West Ham United’s midfield depth is now looking thin, as Jack Wilshire was released by mutual consent on transfer deadline day, as the £100,000 a week contract was proving too much for the club to pay for an out of form player. This was not the only deadline day drama, as the young England starlet Fikayo Tomori’s loan deal to the club fell through minutes before the transfer deadline.
With the outgoings freeing up some more much needed money, West Ham fans became eager to see who they were to bring in. Typically, West Ham were once again linked with an array of players ranging from right backs and centre backs to left wingers and midfielders, however proved to not be successful in signing any of their targets. The signing of Tomas Soucek counted as a summer deal as West Ham got the Czech on a permanent deal after a temporary loan spell.
A last minute of Vladimir Coufal from Slavia Prague, brokered by Soucek, was the only other signing. Although a positive performance against Leicester City on his debut, he still has to prove himself and has healthy competition for his position in Ryan Fredericks.

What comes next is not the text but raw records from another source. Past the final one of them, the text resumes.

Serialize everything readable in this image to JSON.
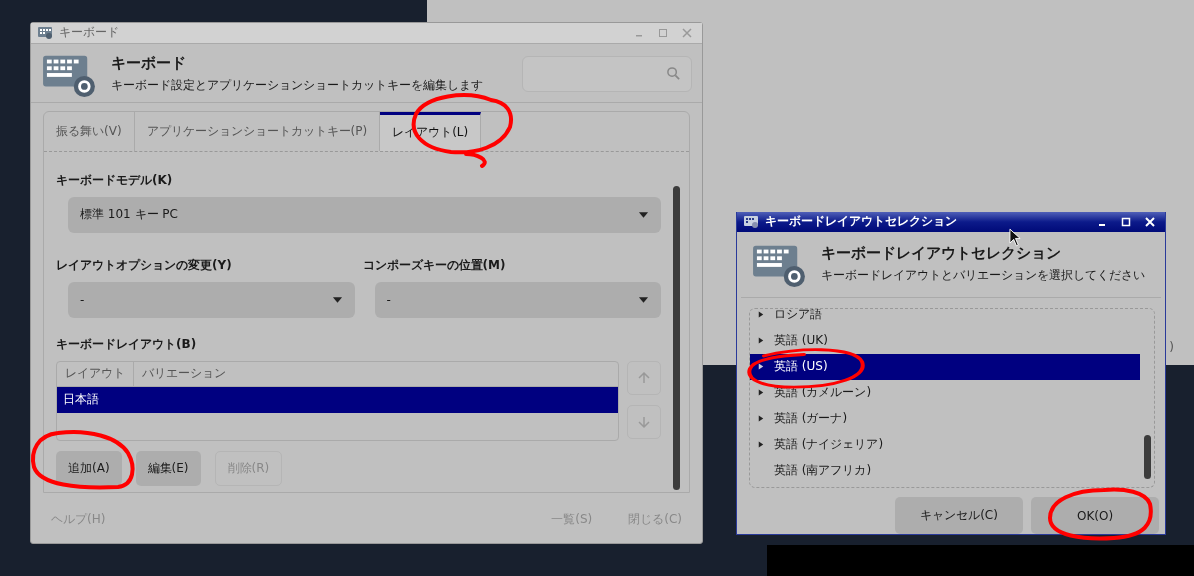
{
  "background_window": {
    "text": ")"
  },
  "main_window": {
    "title": "キーボード",
    "header": {
      "title": "キーボード",
      "subtitle": "キーボード設定とアプリケーションショートカットキーを編集します"
    },
    "tabs": [
      {
        "label": "振る舞い(V)",
        "selected": false
      },
      {
        "label": "アプリケーションショートカットキー(P)",
        "selected": false
      },
      {
        "label": "レイアウト(L)",
        "selected": true
      }
    ],
    "keyboard_model": {
      "label": "キーボードモデル(K)",
      "value": "標準 101 キー PC"
    },
    "layout_options": {
      "label": "レイアウトオプションの変更(Y)",
      "value": "-"
    },
    "compose_key": {
      "label": "コンポーズキーの位置(M)",
      "value": "-"
    },
    "layouts": {
      "label": "キーボードレイアウト(B)",
      "columns": [
        "レイアウト",
        "バリエーション"
      ],
      "rows": [
        {
          "layout": "日本語",
          "selected": true
        }
      ]
    },
    "layout_buttons": [
      {
        "label": "追加(A)",
        "disabled": false
      },
      {
        "label": "編集(E)",
        "disabled": false
      },
      {
        "label": "削除(R)",
        "disabled": true
      }
    ],
    "footer_buttons": [
      {
        "label": "ヘルプ(H)",
        "disabled": true
      },
      {
        "label": "一覧(S)",
        "disabled": true
      },
      {
        "label": "閉じる(C)",
        "disabled": true
      }
    ]
  },
  "dialog": {
    "title": "キーボードレイアウトセレクション",
    "header": {
      "title": "キーボードレイアウトセレクション",
      "subtitle": "キーボードレイアウトとバリエーションを選択してください"
    },
    "items": [
      {
        "label": "ロシア語",
        "expandable": true,
        "selected": false
      },
      {
        "label": "英語 (UK)",
        "expandable": true,
        "selected": false
      },
      {
        "label": "英語 (US)",
        "expandable": true,
        "selected": true
      },
      {
        "label": "英語 (カメルーン)",
        "expandable": true,
        "selected": false
      },
      {
        "label": "英語 (ガーナ)",
        "expandable": true,
        "selected": false
      },
      {
        "label": "英語 (ナイジェリア)",
        "expandable": true,
        "selected": false
      },
      {
        "label": "英語 (南アフリカ)",
        "expandable": false,
        "selected": false
      }
    ],
    "buttons": [
      "キャンセル(C)",
      "OK(O)"
    ]
  }
}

The transfer window as a whole is seen as a massive failure in the eyes of West Ham fans. They believe the club have made the already depleted squad bare, leaving little-to-no depth in most positions. The board argues that Diangana had to be sold as there are too many attacking players and wingers already at the club, and that more signings could not be made as COVID-19 hurt the club financially.
Are West Ham performing on the pitch?
West Ham ended last season in excellent form where they were unbeaten in their last four games and saw them take points against Chelsea and Manchester United and performing against relegation rivals Watford and Aston Villa. They have seemed to have taken that form into this season with convincing performances against Arsenal, Wolves and Leicester, where they got a whole seven points.
However, the first game of the season against Newcastle was poor where West Ham lost 2-0. Antonio has been on exceptional form, along with Soucek, Bowen and Ogbonna, the latter has recently been called up to the Italian squad for the upcoming international break. The performances are no doubt keeping most West Ham fans somewhat happy and quiet for now. Although, if the pleasant form ends, then the fans will surely plan to protest once again.
Will there be peace at the club?
It has divided West Ham United fans whether they want the owners to stay or go for nearly five years. As time goes on, and less of the targets set out by the owners are achieved, more and more of the fans are joining the GSB Out movement as protests become more prominent and Twitter feeds become more negative. They reported recent negative press that the GSB Out movement jumped with the transfer fee of Seb Haller not paid on time to Eintracht Frankfurt as the fee is being paid in instalments. This was seen to be “embarrassing” and “amateurish” from the board’s decision to delay the payments.
Before moving to The London Stadium, they promised West Ham fans European Football, top class players and large investments into squads and facilities. Apart from the Pellegrini era, which saw a spend of around £200 million, there has been little investment into the squad and facilities, with West Ham being a “sell to buy club”. These broken promises are the basis of the GSB Out movement as the fans have now lost their spiritual home in Upton Park permanently, only the best performances and the best teams will help reach the promises made to take West Ham away from their home.